Figure 10. Benthic and planktonic foraminifera species: (a) Eliphidium crispum, (b) Peneroplis planatus, (c) Triloculina schreberiana, (d) Orbulina universa, (e) Pseudotriloculina rotunda.
6. Conclusions
The study conducted along the coastline of northeastern Libya’s Al Hamama and Susah areas has provided valuable insights into the Holocene benthic foraminifera assemblage and paleoenvironmental conditions in this region. Nine benthic foraminifera species, including Amphistegina lobifera, Eliphidium crispum, Sigmoilinita tenuis, Sorites orbiculus, Stomatorbina concetrica, Peneroplis planatus, Pseudotriloculina rotunda, Pyrgoella sphaera, and Triloculina schreberiana, were identified, with Eliphidium crispum and Amphistegina lobifera being the most prominent species. These foraminifera species exhibited unique ecological preferences, shedding light on the environmental conditions of the Susah and Al Hamamah coastal regions during the Holocene.

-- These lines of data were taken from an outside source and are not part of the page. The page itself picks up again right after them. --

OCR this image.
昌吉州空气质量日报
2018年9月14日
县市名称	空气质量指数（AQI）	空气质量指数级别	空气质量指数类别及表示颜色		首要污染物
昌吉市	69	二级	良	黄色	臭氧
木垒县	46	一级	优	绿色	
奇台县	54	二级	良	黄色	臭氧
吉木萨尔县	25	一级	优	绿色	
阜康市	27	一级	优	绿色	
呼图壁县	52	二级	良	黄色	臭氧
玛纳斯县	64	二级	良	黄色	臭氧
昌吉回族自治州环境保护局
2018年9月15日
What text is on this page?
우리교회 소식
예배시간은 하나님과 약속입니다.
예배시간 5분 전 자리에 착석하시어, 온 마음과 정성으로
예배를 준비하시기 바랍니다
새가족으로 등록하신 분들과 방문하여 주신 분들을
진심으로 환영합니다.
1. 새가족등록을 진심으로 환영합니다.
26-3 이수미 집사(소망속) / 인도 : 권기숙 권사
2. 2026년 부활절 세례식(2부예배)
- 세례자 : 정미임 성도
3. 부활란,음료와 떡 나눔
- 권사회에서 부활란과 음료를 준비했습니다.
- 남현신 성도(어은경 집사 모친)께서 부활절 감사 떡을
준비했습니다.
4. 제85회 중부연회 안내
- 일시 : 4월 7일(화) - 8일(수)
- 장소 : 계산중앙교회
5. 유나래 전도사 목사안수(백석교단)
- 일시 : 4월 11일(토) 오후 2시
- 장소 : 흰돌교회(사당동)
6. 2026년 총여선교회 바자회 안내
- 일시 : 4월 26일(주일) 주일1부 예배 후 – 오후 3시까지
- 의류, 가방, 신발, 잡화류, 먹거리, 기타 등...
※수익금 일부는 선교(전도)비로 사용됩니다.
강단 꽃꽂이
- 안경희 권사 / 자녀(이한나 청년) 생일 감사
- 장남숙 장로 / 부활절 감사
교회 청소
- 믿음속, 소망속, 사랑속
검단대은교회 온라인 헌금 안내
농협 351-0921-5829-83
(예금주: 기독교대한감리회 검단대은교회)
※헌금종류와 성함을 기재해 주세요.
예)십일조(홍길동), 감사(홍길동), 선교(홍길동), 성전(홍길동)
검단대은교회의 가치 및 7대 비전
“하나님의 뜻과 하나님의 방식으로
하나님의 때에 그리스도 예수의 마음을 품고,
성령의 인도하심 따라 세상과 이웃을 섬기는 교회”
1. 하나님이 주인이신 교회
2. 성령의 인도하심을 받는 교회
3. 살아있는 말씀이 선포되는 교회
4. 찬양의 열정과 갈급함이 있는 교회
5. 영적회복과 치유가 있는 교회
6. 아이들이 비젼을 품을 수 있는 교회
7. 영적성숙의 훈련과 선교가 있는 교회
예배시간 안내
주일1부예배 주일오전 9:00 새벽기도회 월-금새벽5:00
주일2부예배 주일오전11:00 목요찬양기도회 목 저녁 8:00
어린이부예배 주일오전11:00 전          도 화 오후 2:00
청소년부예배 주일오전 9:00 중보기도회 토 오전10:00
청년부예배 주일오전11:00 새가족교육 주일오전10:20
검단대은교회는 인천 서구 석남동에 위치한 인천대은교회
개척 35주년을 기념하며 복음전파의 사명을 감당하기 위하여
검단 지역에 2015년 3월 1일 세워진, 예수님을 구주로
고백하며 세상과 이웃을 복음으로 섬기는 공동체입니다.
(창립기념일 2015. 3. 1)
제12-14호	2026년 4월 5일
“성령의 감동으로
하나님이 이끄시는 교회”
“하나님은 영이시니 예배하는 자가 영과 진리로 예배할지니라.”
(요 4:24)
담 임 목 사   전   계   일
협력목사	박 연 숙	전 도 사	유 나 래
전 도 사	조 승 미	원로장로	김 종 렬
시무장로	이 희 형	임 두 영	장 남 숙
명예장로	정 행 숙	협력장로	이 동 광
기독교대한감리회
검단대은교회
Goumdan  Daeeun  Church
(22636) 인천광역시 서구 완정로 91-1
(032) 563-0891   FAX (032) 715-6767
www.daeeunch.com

Furthermore, the presence of Orbulina universa, a planktonic foraminiferal species, in the region provides additional insights into the paleoenvironment, as this species is indicative of specific water depths and temperature ranges. The study’s findings contribute to the broader field of paleoceanography and environmental reconstruction, emphasizing the significance of foraminifera as valuable proxies for studying past environmental changes. The study also discussed the impact of anthropogenic factors on the benthic ecosystems in the A Hamamah and Susah coastal areas, including the presence of reworked foraminifera specimens and the influence of karst formations, acid rain, and eutrophication. These human-induced factors have had notable effects on the biogenic fauna and ecosystem dynamics in the study area. Overall, this research enhances our understanding of the paleoenvironment and ecological dynamics in the Susah and Al Hamamah coastal regions and underscores the importance of studying foraminifera in reconstructing past environmental changes.
Acknowledgements
I express my sincere gratitude for the generous financial support provided, including funding for the project and photography by Dr. Ishamn. Special thanks are extended to Dr. Brendan for the invaluable funding assistance. Additionally, my appreciation goes to the entire Kansas Geological Survey for their support throughout this endeavor.